Context. I'm developing a Lexer/Tokenizing engine, which would use regex as a backend. The lexer accepts rules, which define the token types/IDs, e.g.
<identifier> = "\\b\\w+\\b"
.
As I envision, to do the regex match-based tokenizing, all of the rules defined by regexes are enclosed in capturing groups, and all groups are separated by ORs.
When the matching is being executed, every match we produce must have an index of the capturing group it was matched to.

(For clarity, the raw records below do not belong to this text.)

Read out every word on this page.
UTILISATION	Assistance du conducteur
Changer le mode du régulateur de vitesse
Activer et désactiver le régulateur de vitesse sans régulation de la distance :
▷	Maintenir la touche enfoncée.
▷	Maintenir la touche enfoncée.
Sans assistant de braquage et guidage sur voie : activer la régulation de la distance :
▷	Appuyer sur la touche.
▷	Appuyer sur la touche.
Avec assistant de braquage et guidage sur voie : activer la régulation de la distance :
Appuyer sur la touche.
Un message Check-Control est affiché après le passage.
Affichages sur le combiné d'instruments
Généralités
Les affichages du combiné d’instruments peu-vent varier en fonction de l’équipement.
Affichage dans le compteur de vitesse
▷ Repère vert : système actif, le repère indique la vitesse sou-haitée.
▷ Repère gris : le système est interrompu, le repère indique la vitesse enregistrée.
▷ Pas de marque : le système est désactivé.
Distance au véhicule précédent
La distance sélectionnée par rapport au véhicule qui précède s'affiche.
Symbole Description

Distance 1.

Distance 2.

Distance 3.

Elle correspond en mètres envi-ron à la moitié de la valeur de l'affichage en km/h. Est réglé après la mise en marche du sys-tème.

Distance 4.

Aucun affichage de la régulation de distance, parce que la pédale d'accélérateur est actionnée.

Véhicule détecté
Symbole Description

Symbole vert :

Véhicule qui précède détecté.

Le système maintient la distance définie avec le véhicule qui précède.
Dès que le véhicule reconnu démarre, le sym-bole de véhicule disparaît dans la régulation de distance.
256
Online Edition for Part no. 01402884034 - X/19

We use these IDs to map the matches to token types.
So the problem of this question arises - how to get the ID of the group?
Similar question here, but it does not provide the solution to my specific problem.
Exactly my problem here, but it's in JS, and I need a C/C++ solution.
So let's say I've got a regex, made up of capturing groups separated by an OR:
(\\b[a-zA-Z]+\\b)|(\\b\\d+\\b)
which matches the the whole numbers or alpha-words.
My problem requires that the index of the capture group the regex submatch matched to could be known, e.g. when matching the string
foo bar 123
3 iterations will be done. The group indexes of the matches of every iteration would be 0 0 1
, because the first two matches matched the first capturing group, and the last match matched the second capturing group.
I know that in standard std::regex
library it's not entirely possible (regex_token_iterator
is not a solution, because I don't need to skip any matches).
I don't have much knowledge about boost::regex
or PCRE regex library.
What is the best way to accomplish this task? Which is the library and method to use?